From: David Kabanje
Date: November 30, 2021
Subject: GMU: What Kindness Leads to

What Kindness Leads to 

Beautiful People, 

As I was responding to a discussion post for my program, a peculiar phrase popped up, “clear is kind.” The ambiguous statement intrigued my curiosity, and I searched the internet to discover its origin and context. It was popularized by Brene Brown, a researcher professor at the University of Houston. The concept “clear is kind” speaks to the freedom of transparency. I praise God that He is transparent and that His kindness brings clarity. I know, from a finite perspective, what to expect of His character because of Scripture. God is consistent (James 1:17 and Hebrews 13:8). “Clear is kind” speaks to the inconsistent nature that violates our core beliefs. “Clear is kind” demands that we live a life of integrity that is true to our calling in Christ. “Clear is kind” is not an excuse to be “the nice guy or girl” so that people like us. “Clear is kind” denounces the ideology that you need to bargain your core values to be loved, accepted, and wanted by other people. “Clear is kind” creates a culture of courage, transparency, and authenticity.

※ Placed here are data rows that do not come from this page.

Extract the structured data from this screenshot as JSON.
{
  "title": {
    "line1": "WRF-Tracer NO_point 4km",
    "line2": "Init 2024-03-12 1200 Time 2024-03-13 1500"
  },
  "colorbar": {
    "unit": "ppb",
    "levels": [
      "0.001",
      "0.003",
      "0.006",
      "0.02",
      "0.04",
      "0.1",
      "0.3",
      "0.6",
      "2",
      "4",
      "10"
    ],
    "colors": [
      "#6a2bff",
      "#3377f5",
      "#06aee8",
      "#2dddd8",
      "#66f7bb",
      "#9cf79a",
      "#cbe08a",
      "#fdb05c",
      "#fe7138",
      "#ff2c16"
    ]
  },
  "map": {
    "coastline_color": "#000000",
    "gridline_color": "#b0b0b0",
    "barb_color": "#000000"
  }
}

For me, “clear is kind” is a supernatural indicator of the Spirit’s transformative work within me. Kindness is a fruit of the Spirit. God’s kindness leads us to be men and women that are coherent, generous, loving and oriented on truth. One author puts it like this, “Our kindness reflects the heart of our Father.” If that is true, then “clear is kind” demands that we live a life of consistent, sacrificial, and unconditional love. “Clear is kind” lets people know where you stand. As Jesus said before, “they will know that you are my disciples by your love, clear?” 

"Clear is kind" is a powerful reminder to live and lovce authentically in Jesus Christ.